Two of Bobby's Diary Drawings; one portraying her time of weeping tidal waves of tears (another thing we have in common) and another asking how many hats can one woman wear?


Two drawings in particular led to this realisation; the first a drawing of Bobby's skin lifting away from her face like a mask, to reveal a demonic skull beneath. Bobby had shown this drawing to a mental health professional to try to explain her desperation; to seek help. It had not had the expected effect. The mental health professional asked for a copy. "I know a lot of people who feel like this" he said.

The second was perhaps more distressing. A distraught Bobby wept blood from her eyes, mouth and nose. Blood was something she had hallucinated frequently during her illness, she told us.

Aside from my immediate family and medical professionals, I have never (up 'til now) told anyone that I hallucinated blood when I was ill. Buckets of the stuff. Everywhere. I won't go into particularly grisly details, but suffice to say, it was not unlike the lift scene in The Shining. For someone who faints during blood tests and once had to go and lie down in a darkened room after reading a passage in The Bell Jar about self harm, it wasn't the most pleasant experience.

Bobby may feel she had her public "outing" via her Diary Drawings thrust upon her, but she could have said no. And as her son gruffly said when she consulted him about the matter, "It's got to be done, Mum." Showing the world at large how monstrous you feel beneath your exterior, exposing that vulnerability, is an act of extreme bravery. But we are not in fact monstrous. We have had monstrous things happen to us.

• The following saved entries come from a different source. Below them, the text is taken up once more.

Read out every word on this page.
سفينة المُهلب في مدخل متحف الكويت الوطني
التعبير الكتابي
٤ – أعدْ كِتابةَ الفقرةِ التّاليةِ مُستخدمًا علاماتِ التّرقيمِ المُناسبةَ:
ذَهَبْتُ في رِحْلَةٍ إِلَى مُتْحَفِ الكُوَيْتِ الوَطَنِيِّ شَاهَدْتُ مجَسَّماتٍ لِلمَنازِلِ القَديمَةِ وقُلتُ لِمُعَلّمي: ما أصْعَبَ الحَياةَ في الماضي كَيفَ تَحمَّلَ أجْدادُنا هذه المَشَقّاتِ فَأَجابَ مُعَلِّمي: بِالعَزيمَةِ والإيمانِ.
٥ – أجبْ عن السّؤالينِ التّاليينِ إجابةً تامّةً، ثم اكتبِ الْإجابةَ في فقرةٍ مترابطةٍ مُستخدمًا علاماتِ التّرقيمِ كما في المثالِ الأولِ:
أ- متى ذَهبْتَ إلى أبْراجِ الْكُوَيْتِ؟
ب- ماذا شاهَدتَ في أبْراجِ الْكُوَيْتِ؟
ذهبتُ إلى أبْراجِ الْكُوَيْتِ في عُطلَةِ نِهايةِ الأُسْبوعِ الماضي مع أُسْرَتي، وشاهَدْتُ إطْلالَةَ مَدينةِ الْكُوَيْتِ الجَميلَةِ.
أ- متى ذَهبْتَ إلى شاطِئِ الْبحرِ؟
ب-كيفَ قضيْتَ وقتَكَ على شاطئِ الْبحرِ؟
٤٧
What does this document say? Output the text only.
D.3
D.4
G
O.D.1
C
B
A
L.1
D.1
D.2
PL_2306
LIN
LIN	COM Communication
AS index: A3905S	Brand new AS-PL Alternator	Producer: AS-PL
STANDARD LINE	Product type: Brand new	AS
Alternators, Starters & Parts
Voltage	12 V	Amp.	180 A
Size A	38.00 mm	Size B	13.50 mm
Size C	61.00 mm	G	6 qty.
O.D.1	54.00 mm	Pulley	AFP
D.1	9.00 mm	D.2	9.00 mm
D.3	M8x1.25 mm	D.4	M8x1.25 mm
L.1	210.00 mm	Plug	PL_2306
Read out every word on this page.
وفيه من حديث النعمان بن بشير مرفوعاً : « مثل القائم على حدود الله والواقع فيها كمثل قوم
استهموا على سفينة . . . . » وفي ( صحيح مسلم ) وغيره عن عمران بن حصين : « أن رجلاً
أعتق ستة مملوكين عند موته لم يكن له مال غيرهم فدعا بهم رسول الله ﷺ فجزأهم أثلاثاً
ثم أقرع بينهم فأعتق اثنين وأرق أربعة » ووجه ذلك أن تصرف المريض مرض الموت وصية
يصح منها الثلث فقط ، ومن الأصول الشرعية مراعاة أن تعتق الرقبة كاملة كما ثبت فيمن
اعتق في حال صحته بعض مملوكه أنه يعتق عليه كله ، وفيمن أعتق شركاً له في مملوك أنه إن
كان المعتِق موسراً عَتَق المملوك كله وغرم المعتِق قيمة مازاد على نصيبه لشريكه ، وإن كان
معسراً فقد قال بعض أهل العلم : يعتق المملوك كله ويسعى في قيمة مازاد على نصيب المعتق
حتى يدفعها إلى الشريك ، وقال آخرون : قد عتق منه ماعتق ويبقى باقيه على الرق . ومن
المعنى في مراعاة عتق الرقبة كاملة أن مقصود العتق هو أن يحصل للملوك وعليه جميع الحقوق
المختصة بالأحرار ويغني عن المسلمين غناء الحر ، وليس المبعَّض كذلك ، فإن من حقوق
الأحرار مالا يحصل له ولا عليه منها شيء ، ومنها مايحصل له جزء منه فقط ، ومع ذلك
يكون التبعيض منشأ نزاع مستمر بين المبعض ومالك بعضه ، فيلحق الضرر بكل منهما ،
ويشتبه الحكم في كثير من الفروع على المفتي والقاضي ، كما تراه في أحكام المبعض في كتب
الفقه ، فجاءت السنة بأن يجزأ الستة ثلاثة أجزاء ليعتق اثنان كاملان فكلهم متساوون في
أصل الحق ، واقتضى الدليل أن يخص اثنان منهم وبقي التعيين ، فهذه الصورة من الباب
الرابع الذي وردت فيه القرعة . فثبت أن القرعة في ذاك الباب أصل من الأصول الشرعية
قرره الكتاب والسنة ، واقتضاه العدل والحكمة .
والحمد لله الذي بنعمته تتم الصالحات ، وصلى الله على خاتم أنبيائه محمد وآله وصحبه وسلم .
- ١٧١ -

That's why I wanted to write about my psychotic symptoms (the hallucinations, the delusions) today. Because, aside from the occasional slight whiff of stiff-upper-lip-pull-up-your-bootstraps-ism when I am open about anxiety and depression, I do feel that society at large is beginning to understand and accept these illnesses. But mention that you have heard or seen things that others don't, or have had, as the mental health literature politely puts it, "unusual beliefs", and be prepared to brace yourself for the reaction.

If you have these symptoms, you have crossed over from being "run-down", from "having a lot on", from being "sensitive" or "over-tired" or "angsty". Congratulations, you are 100% genuine, prime cut bonkers. Even up to the middle of the last century, schizophrenia was classed as a degenerative illness, and this stigma still looms spectrally in the background. What comes into your mind when you read the word schizophrenic or psychotic? An unkempt vagrant moving erratically and mumbling to themselves? I would hope by this point we have moved beyond the facile stereotypes of mad axe murderers, although as recently as 2013 supermarkets were peddling "mental patient Halloween costumes" at this time of year.

How about a young woman with a first class honours degree, holding down a job, taking on self employed work, in a committed relationship and surrounded by friends, family, and love? Or an artist with a thirty year career, director of an Arts Council national portfolio organisation, who tours and exhibits internationally is one of the most patient and generous souls you could ever meet, and similarly has a whole host of family and friends who cherish her?

I'll admit, as Bobby said of herself, I am incredibly, incredibly lucky. Not everyone has back-up; people who love them and will fight for them. Which is why it is so important that we all fight for them. For all of us who have been touched by mental illness. Because there is no them and us; there's only us.

Please allow me, if it won't ring the alarm bells that I'm having one of my "funny turns", the liberty to see into the future. I can see a day, and it's not too far off, when the stigma is gone. When we have killed the most insidious and inextricably woven in part of mental illness; stigma, the real monster.